Article: “Phil Libin: Find a new way to ski”
An interview with the founder of Evernote:
What’s wrong with Silicon Valley
The business model being indirect revenue. It rewards keeping your users in a heightened, emotional state so that they hang around your platform for as many hours as possible, so they can click on ads.
The easiest emotional state to generate algorithmically is tribal outrage. It’s a simple and primal emotion. We, as the tech industry, have built a model that we make money when we piss people off. And everyone’s pissed off now, we’ve made a lot of money and people are like, what went wrong? Well, everything went exactly as planned.
Reductive, perhaps, but it resonates.
I’ve watched hundreds of people interact with forms and seen many of them struggle. But not once was that down to the use of a conventional text field.
It’s almost like we should choose boring
Eric Bailey, speaking on some research work he was doing designing a dashboard:
That dashboard would have been a month or so of work for me, but it would have been the participant's everyday experience for the foreseeable future.
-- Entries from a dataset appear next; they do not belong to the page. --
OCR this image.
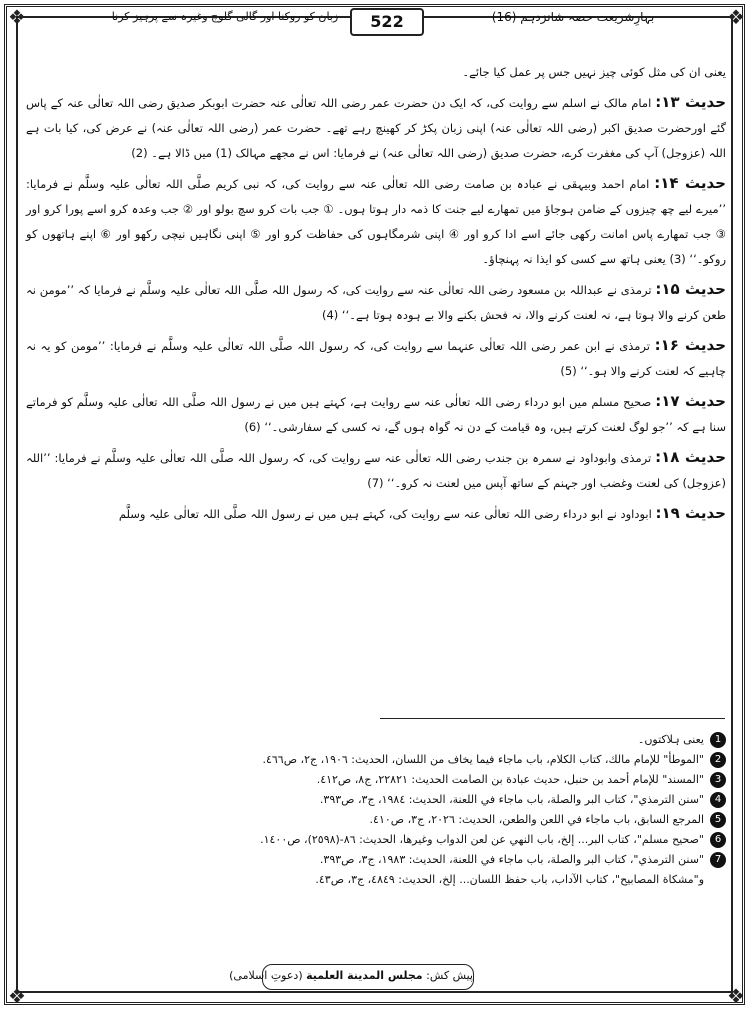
❖	❖
❖	❖
زبان کو روکنا اور گالی گلوچ وغیرہ سے پرہیز کرنا	522	بہارِشریعت حصہ شانزدہم (16)

یعنی ان کی مثل کوئی چیز نہیں جس پر عمل کیا جائے۔

حدیث ۱۳: امام مالک نے اسلم سے روایت کی، کہ ایک دن حضرت عمر رضی اللہ تعالٰی عنہ حضرت ابوبکر صدیق رضی اللہ تعالٰی عنہ کے پاس گئے اورحضرت صدیق اکبر (رضی اللہ تعالٰی عنہ) اپنی زبان پکڑ کر کھینچ رہے تھے۔ حضرت عمر (رضی اللہ تعالٰی عنہ) نے عرض کی، کیا بات ہے اللہ (عزوجل) آپ کی مغفرت کرے، حضرت صدیق (رضی اللہ تعالٰی عنہ) نے فرمایا: اس نے مجھے مہالک (1) میں ڈالا ہے۔ (2)

حدیث ۱۴: امام احمد وبیہقی نے عبادہ بن صامت رضی اللہ تعالٰی عنہ سے روایت کی، کہ نبی کریم صلَّی اللہ تعالٰی علیہ وسلَّم نے فرمایا: ’’میرے لیے چھ چیزوں کے ضامن ہوجاؤ میں تمھارے لیے جنت کا ذمہ دار ہوتا ہوں۔ ① جب بات کرو سچ بولو اور ② جب وعدہ کرو اسے پورا کرو اور ③ جب تمھارے پاس امانت رکھی جائے اسے ادا کرو اور ④ اپنی شرمگاہوں کی حفاظت کرو اور ⑤ اپنی نگاہیں نیچی رکھو اور ⑥ اپنے ہاتھوں کو روکو۔‘‘ (3) یعنی ہاتھ سے کسی کو ایذا نہ پہنچاؤ۔

حدیث ۱۵: ترمذی نے عبداللہ بن مسعود رضی اللہ تعالٰی عنہ سے روایت کی، کہ رسول اللہ صلَّی اللہ تعالٰی علیہ وسلَّم نے فرمایا کہ ’’مومن نہ طعن کرنے والا ہوتا ہے، نہ لعنت کرنے والا، نہ فحش بکنے والا بے ہودہ ہوتا ہے۔‘‘ (4)

حدیث ۱۶: ترمذی نے ابن عمر رضی اللہ تعالٰی عنہما سے روایت کی، کہ رسول اللہ صلَّی اللہ تعالٰی علیہ وسلَّم نے فرمایا: ’’مومن کو یہ نہ چاہیے کہ لعنت کرنے والا ہو۔‘‘ (5)

حدیث ۱۷: صحیح مسلم میں ابو درداء رضی اللہ تعالٰی عنہ سے روایت ہے، کہتے ہیں میں نے رسول اللہ صلَّی اللہ تعالٰی علیہ وسلَّم کو فرماتے سنا ہے کہ ’’جو لوگ لعنت کرتے ہیں، وہ قیامت کے دن نہ گواہ ہوں گے، نہ کسی کے سفارشی۔‘‘ (6)

حدیث ۱۸: ترمذی وابوداود نے سمرہ بن جندب رضی اللہ تعالٰی عنہ سے روایت کی، کہ رسول اللہ صلَّی اللہ تعالٰی علیہ وسلَّم نے فرمایا: ’’اللہ (عزوجل) کی لعنت وغضب اور جہنم کے ساتھ آپس میں لعنت نہ کرو۔‘‘ (7)

حدیث ۱۹: ابوداود نے ابو درداء رضی اللہ تعالٰی عنہ سے روایت کی، کہتے ہیں میں نے رسول اللہ صلَّی اللہ تعالٰی علیہ وسلَّم

1
یعنی ہلاکتوں۔
2
"الموطأ" للإمام مالك، كتاب الكلام، باب ماجاء فيما يخاف من اللسان، الحديث: ١٩٠٦، ج٢، ص٤٦٦.
3
"المسند" للإمام أحمد بن حنبل، حديث عبادة بن الصامت الحديث: ٢٢٨٢١، ج٨، ص٤١٢.
4
"سنن الترمذي"، كتاب البر والصلة، باب ماجاء في اللعنة، الحديث: ١٩٨٤، ج٣، ص٣٩٣.
5
المرجع السابق، باب ماجاء في اللعن والطعن، الحديث: ٢٠٢٦، ج٣، ص٤١٠.
6
"صحيح مسلم"، كتاب البر... إلخ، باب النهي عن لعن الدواب وغيرها، الحديث: ٨٦-(٢٥٩٨)، ص١٤٠٠.
7
"سنن الترمذي"، كتاب البر والصلة، باب ماجاء في اللعنة، الحديث: ١٩٨٣، ج٣، ص٣٩٣.
و"مشكاة المصابيح"، كتاب الآداب، باب حفظ اللسان... إلخ، الحديث: ٤٨٤٩، ج٣، ص٤٣.
پیش کش: مجلس المدينة العلمية (دعوتِ اسلامی)
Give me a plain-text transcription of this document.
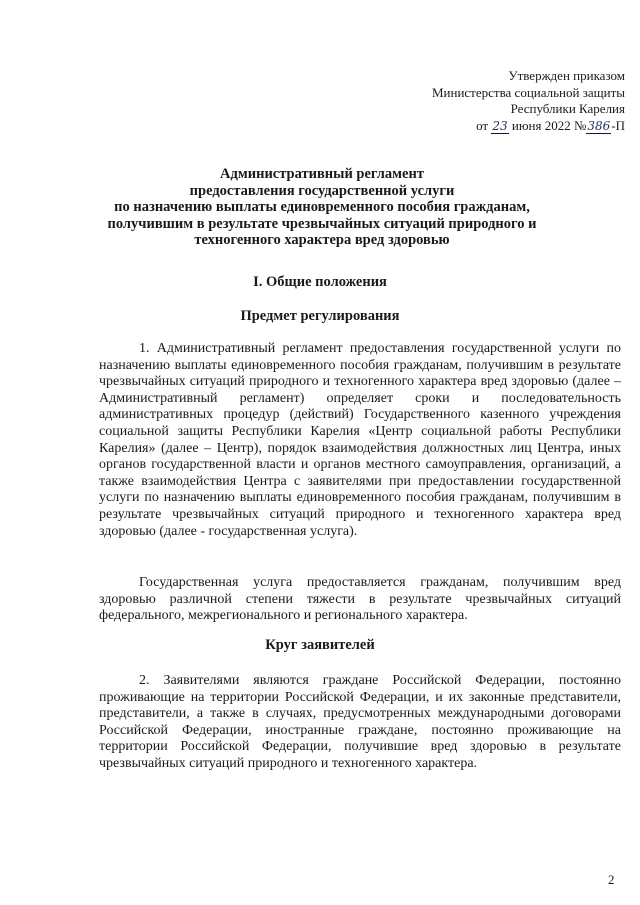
Утвержден приказом
Министерства социальной защиты
Республики Карелия
от 23 июня 2022 №386-П
Административный регламент
предоставления государственной услуги
по назначению выплаты единовременного пособия гражданам,
получившим в результате чрезвычайных ситуаций природного и
техногенного характера вред здоровью
I. Общие положения
Предмет регулирования
1. Административный регламент предоставления государственной услуги по назначению выплаты единовременного пособия гражданам, получившим в результате чрезвычайных ситуаций природного и техногенного характера вред здоровью (далее – Административный регламент) определяет сроки и последовательность административных процедур (действий) Государственного казенного учреждения социальной защиты Республики Карелия «Центр социальной работы Республики Карелия» (далее – Центр), порядок взаимодействия должностных лиц Центра, иных органов государственной власти и органов местного самоуправления, организаций, а также взаимодействия Центра с заявителями при предоставлении государственной услуги по назначению выплаты единовременного пособия гражданам, получившим в результате чрезвычайных ситуаций природного и техногенного характера вред здоровью (далее - государственная услуга).
Государственная услуга предоставляется гражданам, получившим вред здоровью различной степени тяжести в результате чрезвычайных ситуаций федерального, межрегионального и регионального характера.
Круг заявителей
2. Заявителями являются граждане Российской Федерации, постоянно проживающие на территории Российской Федерации, и их законные представители, представители, а также в случаях, предусмотренных международными договорами Российской Федерации, иностранные граждане, постоянно проживающие на территории Российской Федерации, получившие вред здоровью в результате чрезвычайных ситуаций природного и техногенного характера.
2
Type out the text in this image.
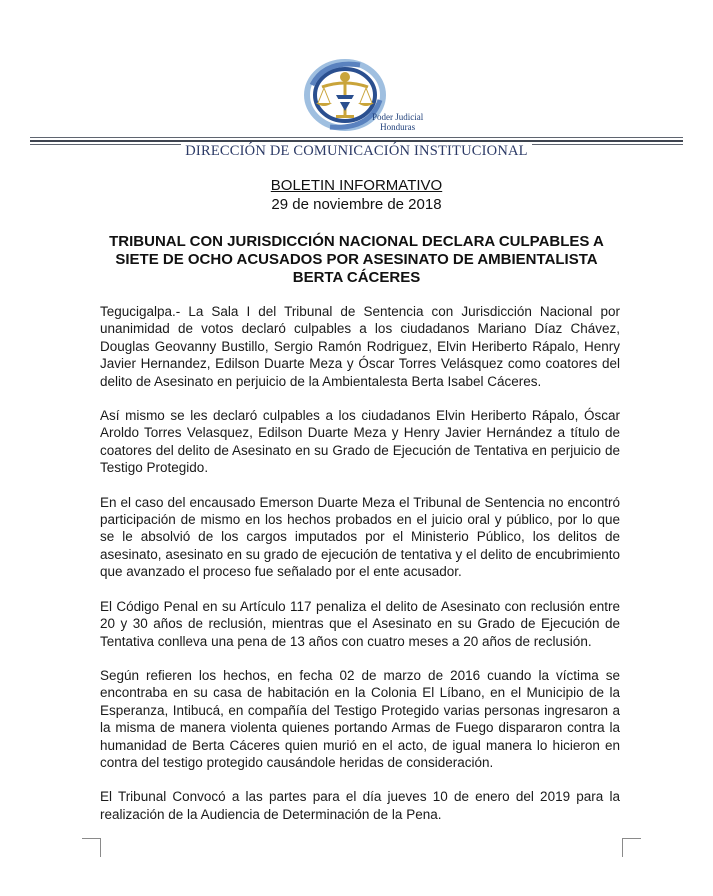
Poder Judicial
Honduras
DIRECCIÓN DE COMUNICACIÓN INSTITUCIONAL
BOLETIN INFORMATIVO
29 de noviembre de 2018
TRIBUNAL CON JURISDICCIÓN NACIONAL DECLARA CULPABLES A
SIETE DE OCHO ACUSADOS POR ASESINATO DE AMBIENTALISTA
BERTA CÁCERES

Tegucigalpa.- La Sala I del Tribunal de Sentencia con Jurisdicción Nacional por unanimidad de votos declaró culpables a los ciudadanos Mariano Díaz Chávez, Douglas Geovanny Bustillo, Sergio Ramón Rodriguez, Elvin Heriberto Rápalo, Henry Javier Hernandez, Edilson Duarte Meza y Óscar Torres Velásquez como coatores del delito de Asesinato en perjuicio de la Ambientalesta Berta Isabel Cáceres.

Así mismo se les declaró culpables a los ciudadanos Elvin Heriberto Rápalo, Óscar Aroldo Torres Velasquez, Edilson Duarte Meza y Henry Javier Hernández a título de coatores del delito de Asesinato en su Grado de Ejecución de Tentativa en perjuicio de Testigo Protegido.

En el caso del encausado Emerson Duarte Meza el Tribunal de Sentencia no encontró participación de mismo en los hechos probados en el juicio oral y público, por lo que se le absolvió de los cargos imputados por el Ministerio Público, los delitos de asesinato, asesinato en su grado de ejecución de tentativa y el delito de encubrimiento que avanzado el proceso fue señalado por el ente acusador.

El Código Penal en su Artículo 117 penaliza el delito de Asesinato con reclusión entre 20 y 30 años de reclusión, mientras que el Asesinato en su Grado de Ejecución de Tentativa conlleva una pena de 13 años con cuatro meses a 20 años de reclusión.

Según refieren los hechos, en fecha 02 de marzo de 2016 cuando la víctima se encontraba en su casa de habitación en la Colonia El Líbano, en el Municipio de la Esperanza, Intibucá, en compañía del Testigo Protegido varias personas ingresaron a la misma de manera violenta quienes portando Armas de Fuego dispararon contra la humanidad de Berta Cáceres quien murió en el acto, de igual manera lo hicieron en contra del testigo protegido causándole heridas de consideración.

El Tribunal Convocó a las partes para el día jueves 10 de enero del 2019 para la realización de la Audiencia de Determinación de la Pena.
That's a huge responsibility.
As a designer, this is a good reminder of your impact on humans, irregardless of scale.
Article: “An alternative to competition”
I’m just really enjoying Jason’s blogging now that he’s got Hey World:
I don't think about competing. Competition is for sports, it's not for business.
HEY is simply an alternative...
And all we have to do is get enough customers to make our business work. That's it. That's how we stay alive. Not by taking marketshare away from anyone, not by siphoning off users, not by spending gobs of cash to convince people to switch. We simply have our own economics to worry about, and if we get that right, we're golden.
When you think of yourself as an alternative, rather than a competitor, you sidestep the grief, the comparison, the need to constantly measure up. Your costs are yours. Your business operates within its own set of requirements. Your reality is yours alone.